Abstinence until marriage is a noble goal. And yet, every "abstainer" must answer one crucial question: "Where will I draw the line?" How much physical contact is acceptable: Hand-holding? Kissing? Touching? Far too many adults - and even teens and preteens - set their limits at intercourse and allow a Pandora's box of sexual sin, which leaves them drowning in a cesspool of guilt, disease, and shame.
The Scriptures clearly and repeatedly describe the one true God as the Creator of the heavens and the earth and all who dwell therein, and, yes, even the Creator of sex. Physical intimacy between a man and his wife is celebrated in the Bible, most notably in Proverbs 5:18-20 and Song of Solomon. Sadly, as with many scriptures, people have erroneously taken these verses out of context and boiled them down to the motto: "no sex until marriage," defining "sex" as intercourse. This is akin to approaching a cliff above a treacherous chasm to see how close to the edge you can stand without falling off.
The Purity Principle
A return to the Biblical text reveals that God's standard is in fact higher than abstinence, and that His plan offers peace, contentment, a victorious life for singles of all ages, and fulfillment for those who eventually marry.
Food is for the stomach and the stomach for food, and God
will put an end to them together. But the body is not for the desires of the
flesh, but for the Lord; and the Lord for the body: And God who made the Lord
Jesus come back from the dead will do the same for us by his power.
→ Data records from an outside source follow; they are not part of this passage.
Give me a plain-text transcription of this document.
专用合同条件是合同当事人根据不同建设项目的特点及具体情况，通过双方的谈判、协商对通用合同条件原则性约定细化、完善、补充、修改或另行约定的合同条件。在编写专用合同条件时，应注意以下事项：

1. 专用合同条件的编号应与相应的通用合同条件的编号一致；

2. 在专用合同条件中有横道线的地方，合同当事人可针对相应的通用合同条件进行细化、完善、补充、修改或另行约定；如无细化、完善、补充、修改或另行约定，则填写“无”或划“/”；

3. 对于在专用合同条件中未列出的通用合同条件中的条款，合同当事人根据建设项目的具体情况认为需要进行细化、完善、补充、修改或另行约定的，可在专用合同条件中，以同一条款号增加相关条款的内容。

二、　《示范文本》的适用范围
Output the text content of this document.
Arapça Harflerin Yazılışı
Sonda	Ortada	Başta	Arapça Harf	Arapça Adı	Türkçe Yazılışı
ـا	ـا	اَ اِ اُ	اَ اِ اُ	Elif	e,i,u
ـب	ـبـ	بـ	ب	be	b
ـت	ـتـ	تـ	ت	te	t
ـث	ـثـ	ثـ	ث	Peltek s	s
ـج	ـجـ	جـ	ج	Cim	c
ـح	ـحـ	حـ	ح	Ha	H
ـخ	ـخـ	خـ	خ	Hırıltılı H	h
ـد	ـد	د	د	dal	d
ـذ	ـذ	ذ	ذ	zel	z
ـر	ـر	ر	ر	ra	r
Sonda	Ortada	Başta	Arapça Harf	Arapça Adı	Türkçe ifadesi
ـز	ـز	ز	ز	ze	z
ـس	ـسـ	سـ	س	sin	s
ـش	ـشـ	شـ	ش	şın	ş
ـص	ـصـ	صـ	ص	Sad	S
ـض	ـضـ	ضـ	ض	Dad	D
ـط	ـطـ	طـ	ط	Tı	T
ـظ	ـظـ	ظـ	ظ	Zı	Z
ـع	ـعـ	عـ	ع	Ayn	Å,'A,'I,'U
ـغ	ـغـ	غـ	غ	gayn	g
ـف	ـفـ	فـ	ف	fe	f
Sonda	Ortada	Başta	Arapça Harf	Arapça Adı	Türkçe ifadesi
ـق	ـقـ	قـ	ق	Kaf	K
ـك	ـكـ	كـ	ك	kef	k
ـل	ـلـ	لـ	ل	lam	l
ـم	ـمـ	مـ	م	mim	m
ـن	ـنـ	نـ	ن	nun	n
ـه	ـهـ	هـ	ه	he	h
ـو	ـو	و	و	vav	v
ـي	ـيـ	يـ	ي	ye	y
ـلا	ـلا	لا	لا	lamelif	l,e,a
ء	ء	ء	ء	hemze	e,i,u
You have knowledge that it was said, You may not have
connection with another man's wife:
For the purpose of God for you is this: that you may be
holy, and may keep yourselves from the desires of the flesh;
Let it then be your desire to be like God, as well-loved
The Bottom Line
The modern concept of abstinence gives a false sense of security. An abstainer can easily excuse a plethora of sexual activity by claiming self-righteousness: "At least I'm not as bad as so-and-so who has sex all the time!" Intercourse is not alone in the long list of sexual sins, and "lesser" forms of contact still leave many people suffering physically, emotionally, and spiritually. True purity begins in the heart and flows through all of a person's thoughts, conversations, and actions. People who belong to Jesus Christ should exhibit the fruit of the Spirit:
But the fruit of the Spirit is love, joy, peace, a quiet mind, kind acts, well-doing, faith, gentle behavior, control over desires: against such there is no law. And those who are Christ's have put to death on the cross the flesh with its passions and its evil desires. If we are living by the Spirit, by the Spirit let us be guided. Galatians 5:22-23
By embracing God's plan of salvation and being transformed by regular study of His Word, you will exchange the false lures of this world for eternal peace and purpose. This principle is found in the Apostle Paul's letter to Christians in Rome:
For this reason I make request to you, brothers, by the mercies of God, that you will give your bodies as a living offering, holy, pleasing to God, which is the worship it is right for you to give him. And let not your behavior be like that of this world, but be changed and made new in mind, so that by experience you may have knowledge of the good and pleasing and complete purpose of God. Romans 12:1-2
What Should I Do? A Plan of Action
Single and Engaged Adults
While most talk of abstinence is directed towards teenagers, God's standard holds true for people of all ages. sexual purity starts with you. Recognize the gap between your way of life and the Way set forth in the Bible. Jesus Christ promises to embrace anyone who sincerely repents and accepts His offer of salvation and eternal life:
See, I am waiting at the door and giving the sign; if my voice comes to any man's ears and he makes the door open, I will come in to him, and will take food with him and he with me. Revelation 3:20
Once you are His disciple, He grants you access to a Helper: the Holy Spirit, who will strengthen and enable you the live the life God intended for you:
And I will make prayer to the Father and he will give you
another Helper to be with you for ever,
If you are involved in a sinful relationship, work with your significant other to make changes. Seek an accountability partner who will encourage you to uphold right standards. If both of you are not fully committed to obeying God's commands regarding the relationship, it is better that you walk away from it. Please know that the pain of "lost love" cannot compare to the joy of walking with the Holy One who loves you with a perfect, everlasting love.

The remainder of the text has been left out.